I use 4 states to trace the dfs() process:

• State1: Before visit left child and right child
• State2: After finished `dfs(left child)`
• State3: After finished `dfs(two children)`
• State4: After dfs children, check root itself.

When can we judge that `root` is the ancestor?
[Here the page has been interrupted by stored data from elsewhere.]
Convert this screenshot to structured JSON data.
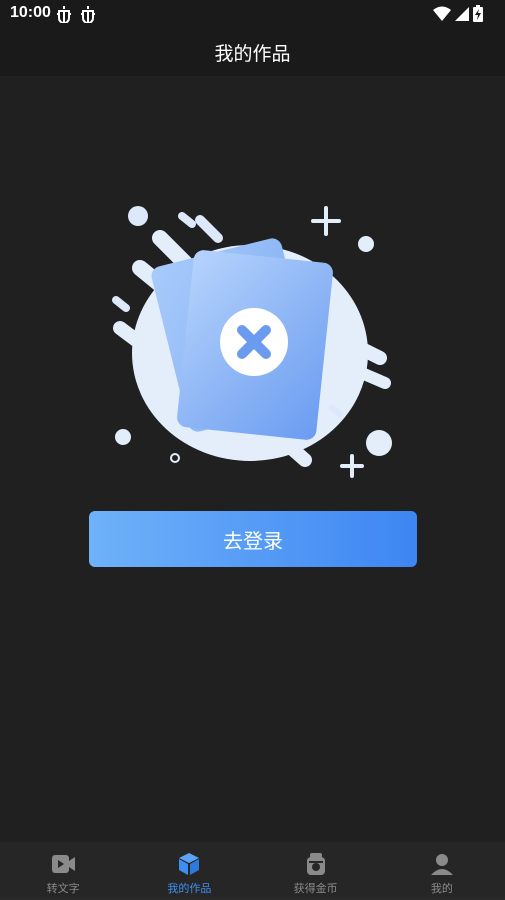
{
  "status_bar": {
    "time": "10:00",
    "icons": [
      "bug-icon",
      "bug-icon",
      "wifi-icon",
      "signal-icon",
      "battery-charging-icon"
    ]
  },
  "header": {
    "title": "我的作品"
  },
  "empty_state": {
    "illustration": "empty-works-cards-x-icon",
    "login_button_label": "去登录",
    "accent_colors": [
      "#6fb2f9",
      "#3d86f3"
    ]
  },
  "tab_bar": {
    "active_color": "#3f8ff2",
    "inactive_color": "#8a8a8a",
    "items": [
      {
        "label": "转文字",
        "icon": "video-icon",
        "active": false
      },
      {
        "label": "我的作品",
        "icon": "cube-icon",
        "active": true
      },
      {
        "label": "获得金币",
        "icon": "coin-machine-icon",
        "active": false
      },
      {
        "label": "我的",
        "icon": "user-icon",
        "active": false
      }
    ]
  }
}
##[1] root isn't one of (p,q)

• State1: Before visit left child and right child, found neither p nor q
• State2: Found one of p,q in `dfs(left child)`: `foundP == 0 && foundQ == 1` or `foundP == 1 && foundQ ==0` equals to `foundP ^ foundQ`
• State3: Found another in `dfs(right child)`: `foundP == 1 && foundQ == 1`

e.g. `tree = [1, 2 ,3]; p = 2; q = 3`

##[2] root is one of (p,q) or root == p == q

• State1: found none of (p,q)
• State2: we don't care.
• State3: After State3, only one of (p,q) is found OR None of them is found.
• State4: We check the value of `root`, and it equals to one of (p,q) OR both of p and q.
By now we have found p and q.

e.g. `tree = [1,2]; p = 1; q = 2`

###This solution can be optimized, but this version is clear. Hope this helps :)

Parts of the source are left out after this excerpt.